The Bank of England restarted bond purchases two months after halting its expansion of stimulus as the deteriorating outlook spurred policy makers to ramp up efforts to kick start a recovery.
The Monetary Policy Committee led by Governor Mervyn King raised its asset-purchase target by 50 billion pounds ($78 billion) to 375 billion pounds and said the purchases will take four months to complete. Separately, the European Central Bank cut its key interest rate below 1 percent for the first time and China lowered benchmark rates for the second time in a month.
The Bank of England’s resumption of quantitative easing is a part of a twin-pronged effort that includes a new credit-boosting program by the central bank to pull Britain out of a recession.
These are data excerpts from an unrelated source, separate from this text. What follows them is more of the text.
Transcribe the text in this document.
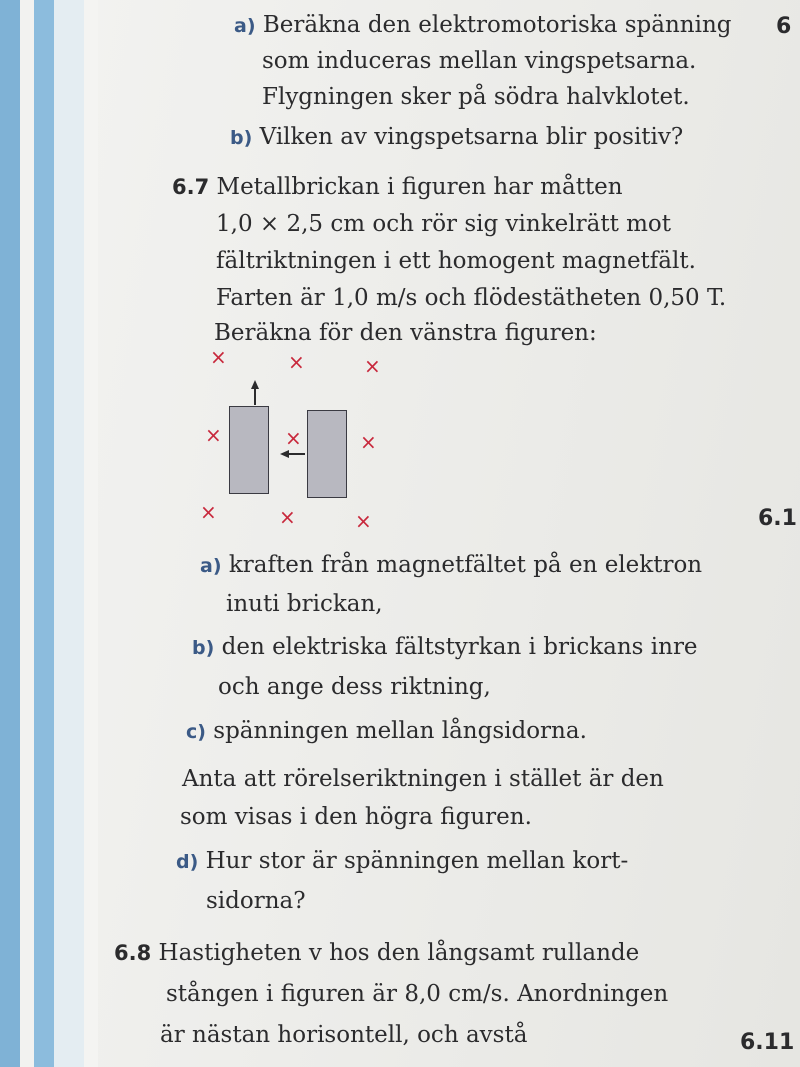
a) Beräkna den elektromotoriska spänning
som induceras mellan vingspetsarna.
Flygningen sker på södra halvklotet.
b) Vilken av vingspetsarna blir positiv?
6
6.7 Metallbrickan i figuren har måtten
1,0 × 2,5 cm och rör sig vinkelrätt mot
fältriktningen i ett homogent magnetfält.
Farten är 1,0 m/s och flödestätheten 0,50 T.
Beräkna för den vänstra figuren:
×	×	×
×	×	×
×	×	×	6.1
a) kraften från magnetfältet på en elektron
inuti brickan,
b) den elektriska fältstyrkan i brickans inre
och ange dess riktning,
c) spänningen mellan långsidorna.
Anta att rörelseriktningen i stället är den
som visas i den högra figuren.
d) Hur stor är spänningen mellan kort-
sidorna?
6.8 Hastigheten v hos den långsamt rullande
stången i figuren är 8,0 cm/s. Anordningen
är nästan horisontell, och avstå	6.11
With inflation easing and reports this week showing that factory, services and construction activity weakened in June, policy makers were spurred to act by continued concerns about the threat from the euro-area debt crisis.
“It’s a good decision and they need to do it because the recovery is taking so long,” said George Buckley, an economist at Deutsche Bank AG in London. “This is as much a decision to offset the future downside risks from the euro area as it is to try and support the rather flagging recovery.”
U.K. 10-year government bonds pared their advance after the announcement. Ten-year gilt yields were down 2 basis points at 1.7 percent as of 2:13 p.m., after falling as much as five basis points before the decision. The pound traded at $1.5520, down 0.4 percent on the day.
The ECB cut its main rate to 0.75 percent from 1 percent and its overnight deposit rate to zero. The People’s Bank of China said its one-year lending rate will fall by 31 basis points and the one-year deposit rate will drop by 25 basis points effective tomorrow.
Some “downside risks to the euro-area economic outlook have materialized,” ECB President Mario Draghi said at a press conference in Frankfurt. ‘‘Economic growth in the euro area continues to remain weak.’’
Explaining its decision, the Bank of England said it expects inflation will continue to ease and that without more stimulus, it was ‘‘more likely than not’’ to undershoot the 2 percent target in the medium term. The economy has contracted for the past two quarters and indicators ‘‘point to a continuation of that weakness in the near term, both at home and abroad,’’ it said.
‘‘In spite of the progress made at the latest European Council, concerns remain about the indebtedness and competitiveness of several euro-area economies, and that is weighing on confidence here,’’ the central bank said.
Thirty one of 41 economists in a Bloomberg News survey correctly forecast the Bank of England’s expansion. Two forecast no change, one forecast a 25 billion-pound increase and seven predicted an addition of 75 billion pounds.
Policy makers also left their benchmark rate at a record low of 0.5 percent today. The central bank will publish the minutes of today’s meeting on July 18.
Vicky Redwood, an economist at Capital Economics Ltd. in London, said today’s QE expansion is unlikely to be the last and forecast another loosening in November.
‘‘We think that the MPC will give the economy even more support in the coming months in order to get the recovery back on track and prevent a significant undershoot of the inflation target,” she said in an e-mailed note.
While inflation has held above the central bank’s 2 percent target since December 2009, it slowed to the weakest in 2 1/2 years in May. The central bank forecast in May that consumer price growth will ease to about 1.6 percent in two years.
Reports this week showed U.K. manufacturing and building output dropped in June and services expanded at the slowest pace in eight months as the government’s fiscal squeeze and the euro-area debt crisis hampered demand. King said on June 26 that the global economic outlook has deteriorated since the central bank published forecasts on May 16.
In addition to weighing on export demand and confidence, the euro crisis is pushing up banks’ funding costs and curtailing lending. The Bank of England’s response includes a program to boost credit to companies and households and a sterling liquidity facility for banks.
European leaders took a step toward resolving the turmoil last week, easing the terms on loans to Spanish banks and paving the way for cash-strapped lenders to tap their bailout fund directly.
Still, the impact of the euro crisis is being compounded by signs of slowing growth in the U.S. and in Asia. The International Monetary Fund cut its 2012 and 2013 U.S. growth forecasts this week and said the world’s largest economy remains “subject to elevated downside risks.”